Et sur le fond, est-il déraisonnable de souhaiter conserver une direction médicalisée à un hôpital ? Les aspects économiques ne peuvent certes plus être occultés.. mais peut-on sans risque transformer l’hôpital en entreprise ordinaire, gérée par un administrateur plus préoccupé de sa gestion que de l’intérêt de ses patients ?
Le consensus démagogique ne veut rien dire. La preuve, les personnalités politiques préférées des Français sont Kouchner, Yade et Chirac. Eux en sont presque persuadés mais quant à déposer un bulletin dans une urne pour un scrutin important, il ne s’agit pas de désigner le vainqueur d’une émission de téléréalité et le citoyen risque encore de se poser quelques questions.
L’hôpital dirigé exclusivement par des médecins serait un coupe-gorge pour le porte monnaie des patients.

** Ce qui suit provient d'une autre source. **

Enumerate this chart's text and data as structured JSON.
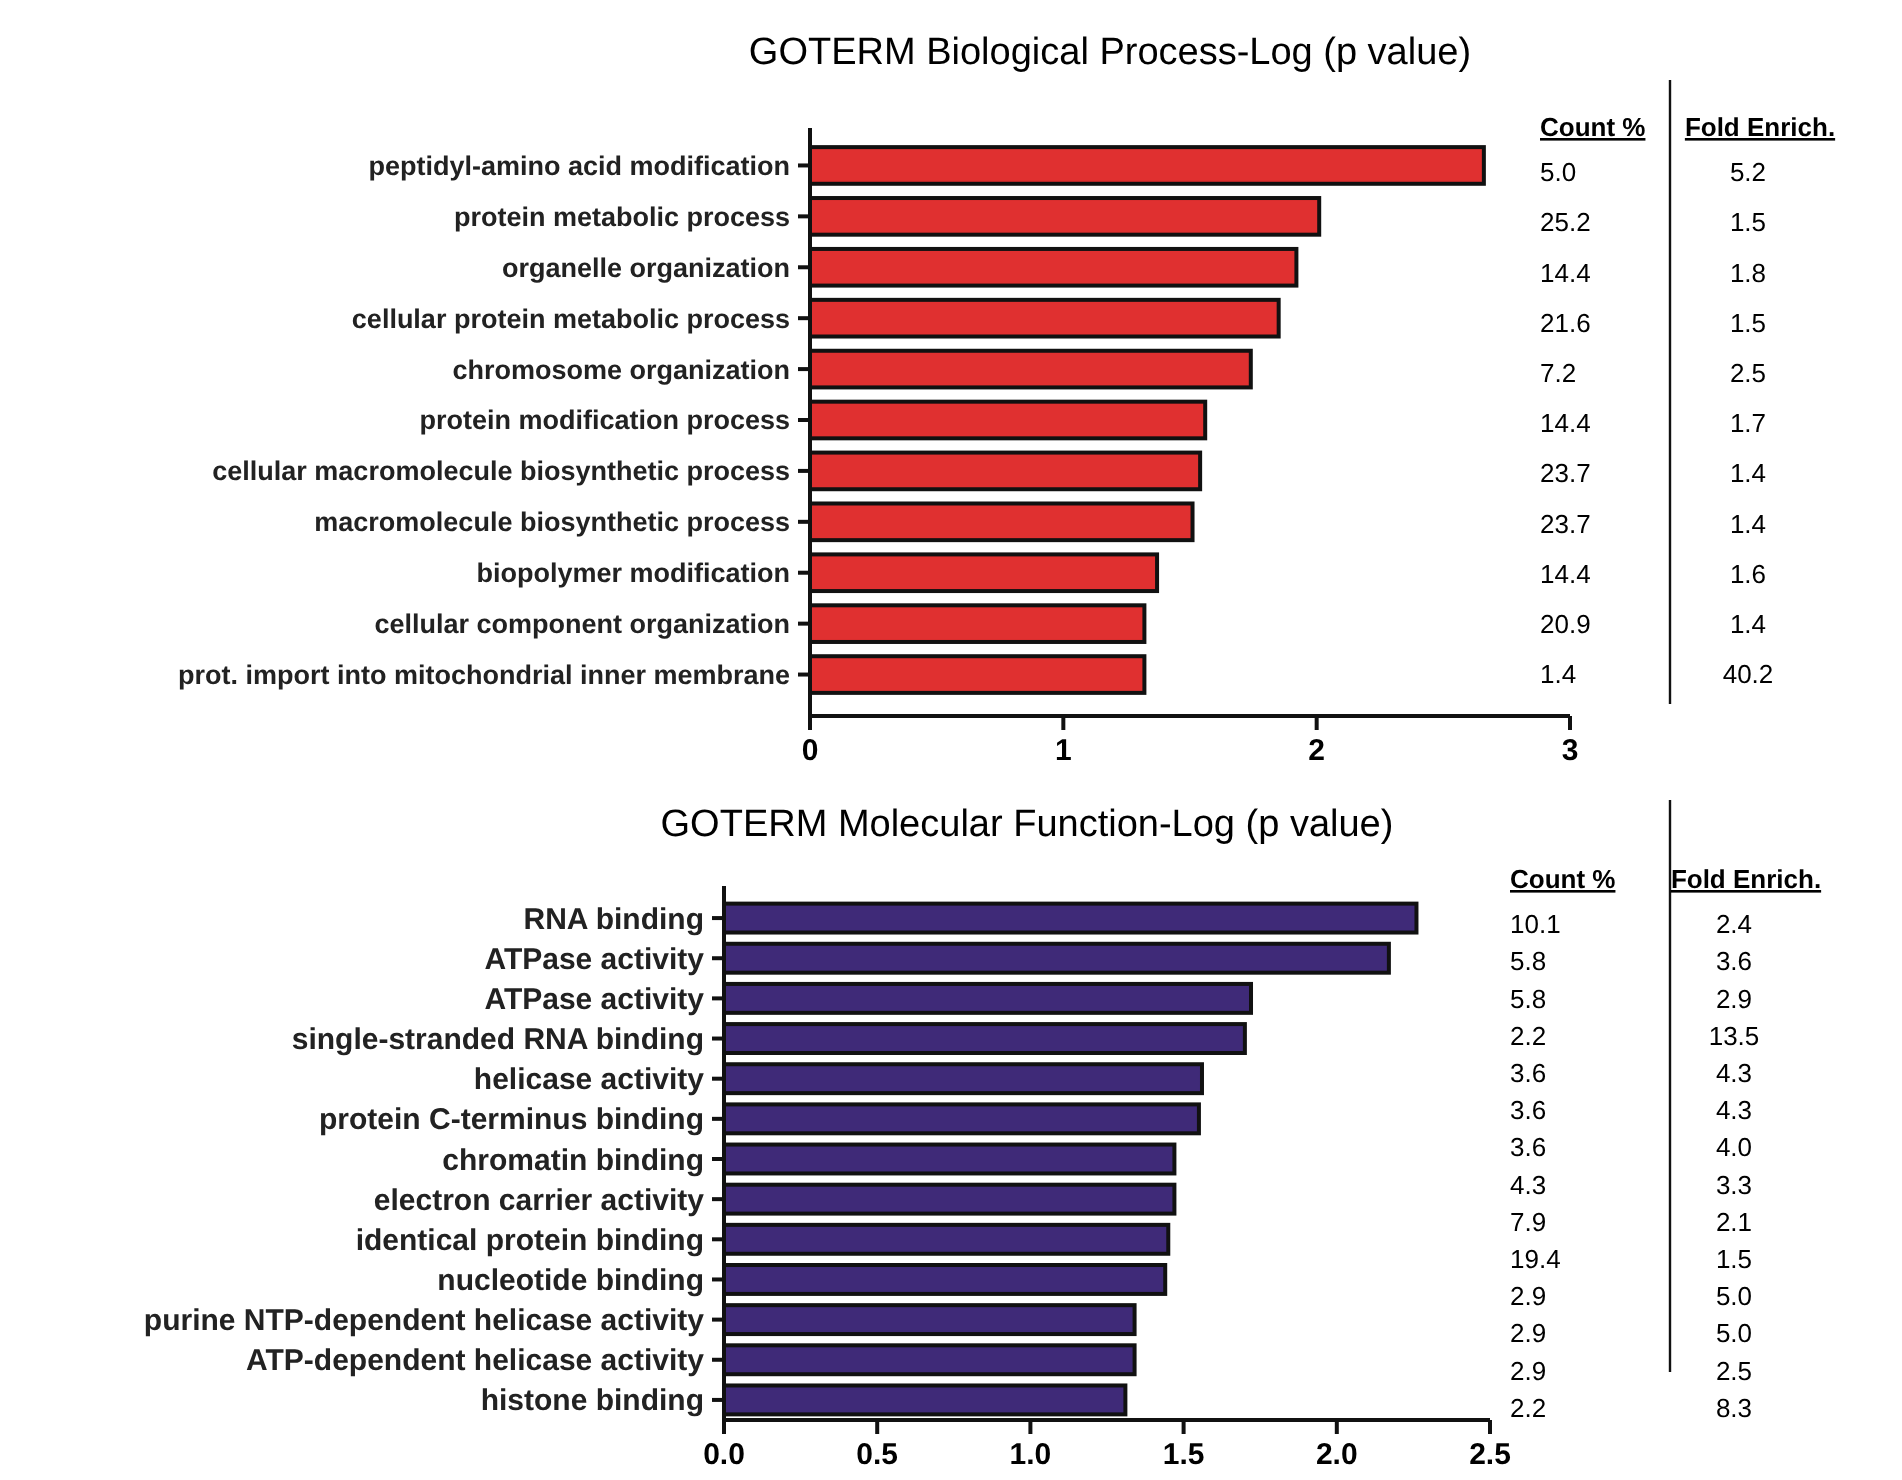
{
  "chart_data": [
    {
      "type": "bar",
      "orientation": "horizontal",
      "title": "GOTERM Biological Process-Log (p value)",
      "categories": [
        "peptidyl-amino acid modification",
        "protein metabolic process",
        "organelle organization",
        "cellular protein metabolic process",
        "chromosome organization",
        "protein modification process",
        "cellular macromolecule biosynthetic process",
        "macromolecule biosynthetic process",
        "biopolymer modification",
        "cellular component organization",
        "prot. import into mitochondrial inner membrane"
      ],
      "values": [
        2.66,
        2.01,
        1.92,
        1.85,
        1.74,
        1.56,
        1.54,
        1.51,
        1.37,
        1.32,
        1.32
      ],
      "color": "#e03030",
      "xlim": [
        0,
        3
      ],
      "xticks": [
        0,
        1,
        2,
        3
      ],
      "grid": false,
      "annotations": [
        "Count %",
        "Fold Enrich.",
        "5.0",
        "5.2",
        "25.2",
        "1.5",
        "14.4",
        "1.8",
        "21.6",
        "1.5",
        "7.2",
        "2.5",
        "14.4",
        "1.7",
        "23.7",
        "1.4",
        "23.7",
        "1.4",
        "14.4",
        "1.6",
        "20.9",
        "1.4",
        "1.4",
        "40.2"
      ]
    },
    {
      "type": "bar",
      "orientation": "horizontal",
      "title": "GOTERM Molecular Function-Log (p value)",
      "categories": [
        "RNA binding",
        "ATPase activity",
        "ATPase activity",
        "single-stranded RNA binding",
        "helicase activity",
        "protein C-terminus binding",
        "chromatin binding",
        "electron carrier activity",
        "identical protein binding",
        "nucleotide binding",
        "purine NTP-dependent helicase activity",
        "ATP-dependent helicase activity",
        "histone binding"
      ],
      "values": [
        2.26,
        2.17,
        1.72,
        1.7,
        1.56,
        1.55,
        1.47,
        1.47,
        1.45,
        1.44,
        1.34,
        1.34,
        1.31
      ],
      "color": "#3f2a78",
      "xlim": [
        0,
        2.5
      ],
      "xticks": [
        {
          "value": 0,
          "label": "0.0"
        },
        {
          "value": 0.5,
          "label": "0.5"
        },
        {
          "value": 1,
          "label": "1.0"
        },
        {
          "value": 1.5,
          "label": "1.5"
        },
        {
          "value": 2,
          "label": "2.0"
        },
        {
          "value": 2.5,
          "label": "2.5"
        }
      ],
      "grid": false,
      "annotations": [
        "Count %",
        "Fold Enrich.",
        "10.1",
        "2.4",
        "5.8",
        "3.6",
        "5.8",
        "2.9",
        "2.2",
        "13.5",
        "3.6",
        "4.3",
        "3.6",
        "4.3",
        "3.6",
        "4.0",
        "4.3",
        "3.3",
        "7.9",
        "2.1",
        "19.4",
        "1.5",
        "2.9",
        "5.0",
        "2.9",
        "5.0",
        "2.9",
        "2.5",
        "2.2",
        "8.3"
      ]
    }
  ]
}
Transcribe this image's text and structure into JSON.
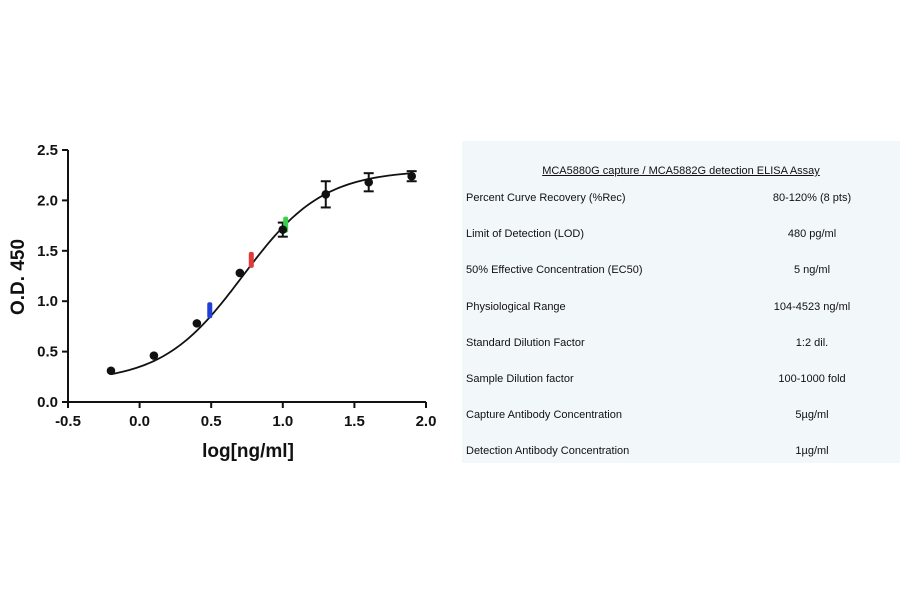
{
  "chart_data": {
    "type": "scatter",
    "xlabel": "log[ng/ml]",
    "ylabel": "O.D. 450",
    "xlim": [
      -0.5,
      2.0
    ],
    "ylim": [
      0.0,
      2.5
    ],
    "xticks": [
      "-0.5",
      "0.0",
      "0.5",
      "1.0",
      "1.5",
      "2.0"
    ],
    "yticks": [
      "0.0",
      "0.5",
      "1.0",
      "1.5",
      "2.0",
      "2.5"
    ],
    "grid": false,
    "points": [
      {
        "x": -0.2,
        "y": 0.31,
        "err": 0.01
      },
      {
        "x": 0.1,
        "y": 0.46,
        "err": 0.01
      },
      {
        "x": 0.4,
        "y": 0.78,
        "err": 0.01
      },
      {
        "x": 0.7,
        "y": 1.28,
        "err": 0.01
      },
      {
        "x": 1.0,
        "y": 1.71,
        "err": 0.07
      },
      {
        "x": 1.3,
        "y": 2.06,
        "err": 0.13
      },
      {
        "x": 1.6,
        "y": 2.18,
        "err": 0.09
      },
      {
        "x": 1.9,
        "y": 2.24,
        "err": 0.05
      }
    ],
    "highlights": [
      {
        "x": 0.49,
        "y": 0.91,
        "color": "#1f3fd6"
      },
      {
        "x": 0.78,
        "y": 1.41,
        "color": "#e03a3a"
      },
      {
        "x": 1.02,
        "y": 1.76,
        "color": "#3ad14a"
      }
    ],
    "curve": {
      "bottom": 0.2,
      "top": 2.3,
      "logEC50": 0.72,
      "hill": 1.55
    }
  },
  "table": {
    "header": "MCA5880G capture / MCA5882G detection ELISA Assay",
    "rows": [
      {
        "label": "Percent Curve Recovery (%Rec)",
        "value": "80-120% (8 pts)"
      },
      {
        "label": "Limit of Detection (LOD)",
        "value": "480 pg/ml"
      },
      {
        "label": "50% Effective Concentration (EC50)",
        "value": "5 ng/ml"
      },
      {
        "label": "Physiological Range",
        "value": "104-4523 ng/ml"
      },
      {
        "label": "Standard Dilution Factor",
        "value": "1:2 dil."
      },
      {
        "label": "Sample Dilution factor",
        "value": "100-1000 fold"
      },
      {
        "label": "Capture Antibody Concentration",
        "value": "5µg/ml"
      },
      {
        "label": "Detection Antibody Concentration",
        "value": "1µg/ml"
      }
    ]
  }
}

Dirigé par des gestionnaires, ça risque d’être une anti-chambre de la morgue … La solution ne peut pas être aussi simple que Bachelot l’affirme et, malheureusement, elle ne peut guère reposer sur le préalable qui pourrit le système de santé publique français : l’exercice libéral de la médecine et le financement de la recherche pharmaceutique par des groupes privés …
Les études de médecine ou de pharmacie sont financées par le contribuable, même si il habite au fin fond de la Creuse, et il est en droit d’attendre le juste retour de son investissement en ayant accès aux soins.
Les études des notaires, avocats, chercheurs, professeurs, scientifiques, juristes de tout poils, … sont également payées par tous les contribuables. Est-ce qu’on leur demande pour autant d’exercer au fin fond de la France ? Les médecins payent des impôts qui remboursent plusieurs fois leurs études, il n’y a aucune raison de rajouter une clause géographique.
Quant aux honoraires des médecins, comparez avec le reste du monde occidental et vous constaterez que les médecins français ont les honoraires les plus maigres, et de loin !
Je suis tout à fait d’accord avec vous cher monsieur : les notaires qui nous viennent directement de l’ancien régime pourraient très bien passer à la trappe. Mais puisque vous parlez des enseignants et autres chercheurs, je m’autorise à vous rappeler qu’à l’issue de leur concours, ils sont justement affectés en fonction de ce que vous appelez une clause géographique, comme l’ensemble des fonctionnaires et dans leur immense majorité, ils ne trouvent pas ça inoui.
En revanche, où donc avez-vous pu trouver que vos impôts seraient une façon de rembourser la collectivité pour les études qu’elle vous a payé ? Vous plaisantez ou bien ? Les impôts sont calculés sur le revenu et non sur le cursus universitaire.